Houve uma grande contradição entre as atitudes do papa e seus ensinamentos. Para fora, se apresentava como um paladino do diálogo, das liberdades, da tolerância, da paz e do ecumenismo; pediu perdão em várias ocasiões pelos erros e condenações eclesiásticas no passado; reuniu-se com líderes de outras religiões para rezar, unidos, pela paz mundial. Mas dentro da Igreja, calou o direito de expressão, proibiu o diálogo e produziu uma teologia com fortes tons fundamentalistas.

O projeto político-eclesiástico assumido pelo papa não resolveu os problemas que se havia colocado com relação à Reforma, à modernidade e à pobreza. Antes os agravou, atrasando um verdadeiro ajuste de contas.
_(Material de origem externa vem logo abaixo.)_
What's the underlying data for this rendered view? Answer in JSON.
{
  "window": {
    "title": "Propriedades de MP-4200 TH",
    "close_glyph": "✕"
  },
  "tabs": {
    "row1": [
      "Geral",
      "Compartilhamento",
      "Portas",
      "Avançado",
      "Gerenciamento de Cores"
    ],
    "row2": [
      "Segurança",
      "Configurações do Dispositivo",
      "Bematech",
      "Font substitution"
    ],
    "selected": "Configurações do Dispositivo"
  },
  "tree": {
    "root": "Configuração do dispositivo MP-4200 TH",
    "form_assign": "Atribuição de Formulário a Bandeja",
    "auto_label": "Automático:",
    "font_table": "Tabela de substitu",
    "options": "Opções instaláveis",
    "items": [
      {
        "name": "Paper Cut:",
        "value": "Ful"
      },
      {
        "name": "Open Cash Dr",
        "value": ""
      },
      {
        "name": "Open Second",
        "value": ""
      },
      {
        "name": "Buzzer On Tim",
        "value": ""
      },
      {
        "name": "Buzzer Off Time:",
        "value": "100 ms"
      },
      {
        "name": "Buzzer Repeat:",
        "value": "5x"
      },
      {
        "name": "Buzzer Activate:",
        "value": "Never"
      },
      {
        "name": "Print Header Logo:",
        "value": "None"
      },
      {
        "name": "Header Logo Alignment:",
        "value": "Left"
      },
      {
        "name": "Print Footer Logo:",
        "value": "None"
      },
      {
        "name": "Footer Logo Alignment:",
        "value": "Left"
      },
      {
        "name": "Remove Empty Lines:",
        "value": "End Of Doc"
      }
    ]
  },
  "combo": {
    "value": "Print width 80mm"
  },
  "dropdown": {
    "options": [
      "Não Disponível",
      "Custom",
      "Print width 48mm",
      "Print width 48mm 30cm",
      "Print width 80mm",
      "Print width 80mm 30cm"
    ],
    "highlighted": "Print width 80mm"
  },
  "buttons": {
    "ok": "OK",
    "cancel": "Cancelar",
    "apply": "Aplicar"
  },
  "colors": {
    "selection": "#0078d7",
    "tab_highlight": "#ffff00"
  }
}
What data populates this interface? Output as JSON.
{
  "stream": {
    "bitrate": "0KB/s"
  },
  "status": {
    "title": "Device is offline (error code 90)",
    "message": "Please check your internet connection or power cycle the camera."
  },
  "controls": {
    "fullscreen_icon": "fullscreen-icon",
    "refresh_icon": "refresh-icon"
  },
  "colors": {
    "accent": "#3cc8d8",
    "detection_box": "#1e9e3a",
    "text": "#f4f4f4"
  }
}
As limitações de seu estilo de governo da Igreja não impediram que João Paulo II alcançasse a santidade pessoal em um grau eminente. Assim foi, no marco de uma religião "à antiga" com grande devoção aos santos e, em especial, à Nossa Senhora, às relíquias e aos lugares de peregrinação. Foi homem de profunda oração. Às vezes, ao orar, se transfigurava e empalidecia, outras vezes gemia e vertia lágrimas. Uma vez o surpreenderam em sua capela particular estendido no solo em forma de cruz, como em êxtase, à semelhança dos iluminados espanhóis do século 16.

A quem cabe a última palavra? À história e a Deus. Nós só poderemos aceder à história, que nos dirá qual foi seu real significado para o cristianismo e para o mundo nesta fase de mudança de paradigmas e de mudança de milênio.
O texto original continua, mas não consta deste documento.